Петр же любил ту сторону ее лица, на которой кипел белый боковой глаз. Он давно уже догадался, что глаз имеет отношение и к летчикам, и к той летней буре, которой так испугался Зиновий. Зиновий подставил согбенную спину, и буря исхлестала его огневыми плетками. Петечке же это было приятно. „Вот, папа, и тебя можно“, — думал он неопределенно тогда. Теперь же он заглядывал в перламутровый глаз любимой, Он знал, что глаз видит другое, не то, что здесь вокруг, и он любил забегать сбоку к учительнице (как это делали и другие ученики) и гримасничать, показывать язык ее хитрому, внимательному глазу, корчить страшные рожи, говоря при этом почтительно, как положено ученику с его седой учительницей. Он по-прежнему сидел на последней парте, по-прежнему один; Марья Петровна старалась не ходить в тот угол, потому что, подойдя близко, она начинала громко дышать. „Один мой глаз — наружу. Другой — вовнутрь. И я кое-что разглядела в себе в самой. А все из-за тебя, Петечка!“ — думала она, кроша мел в пальцах.

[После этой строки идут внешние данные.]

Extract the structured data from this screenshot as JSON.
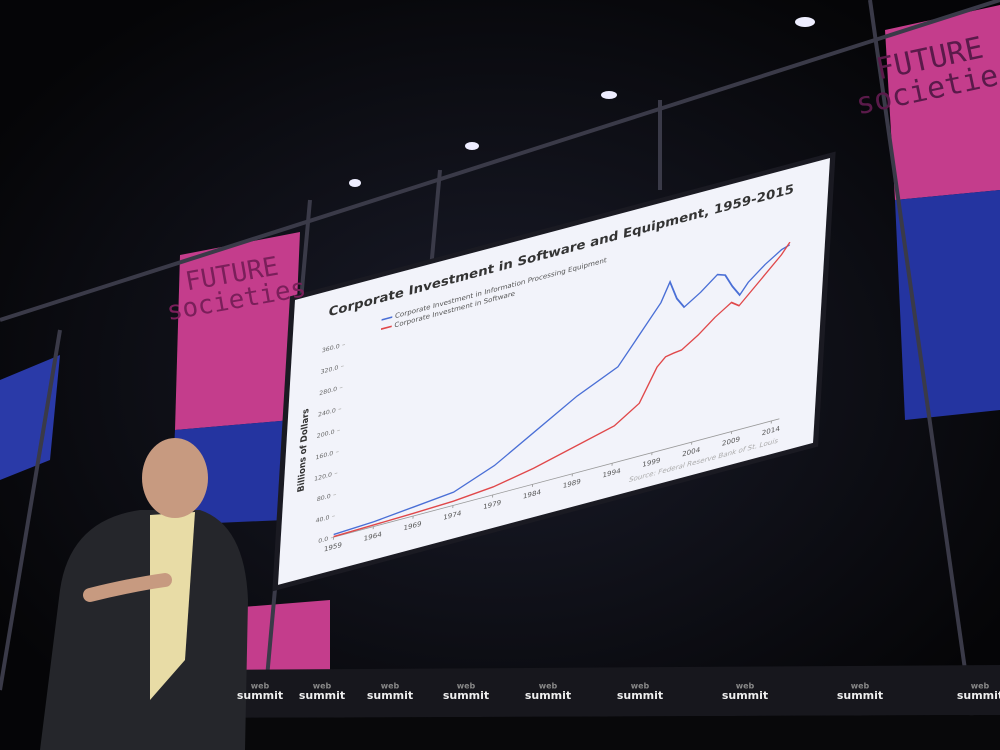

А однажды, чертя формулу своего любимого взрыва, и уже написала МАГНИЙ плюс, вместо формулы марганцовки (KMNO 4) написала слово „дитя“. Класс взорвался за спиной. Пение над виском стало сильнее, острее, перешло в птичий клекот. Оглянувшись, привычно рявкнула (пение прервалось) закрыла ладошкой „дитя“, стыдясь, стерла. Глотала соленые слезы несбывшегося.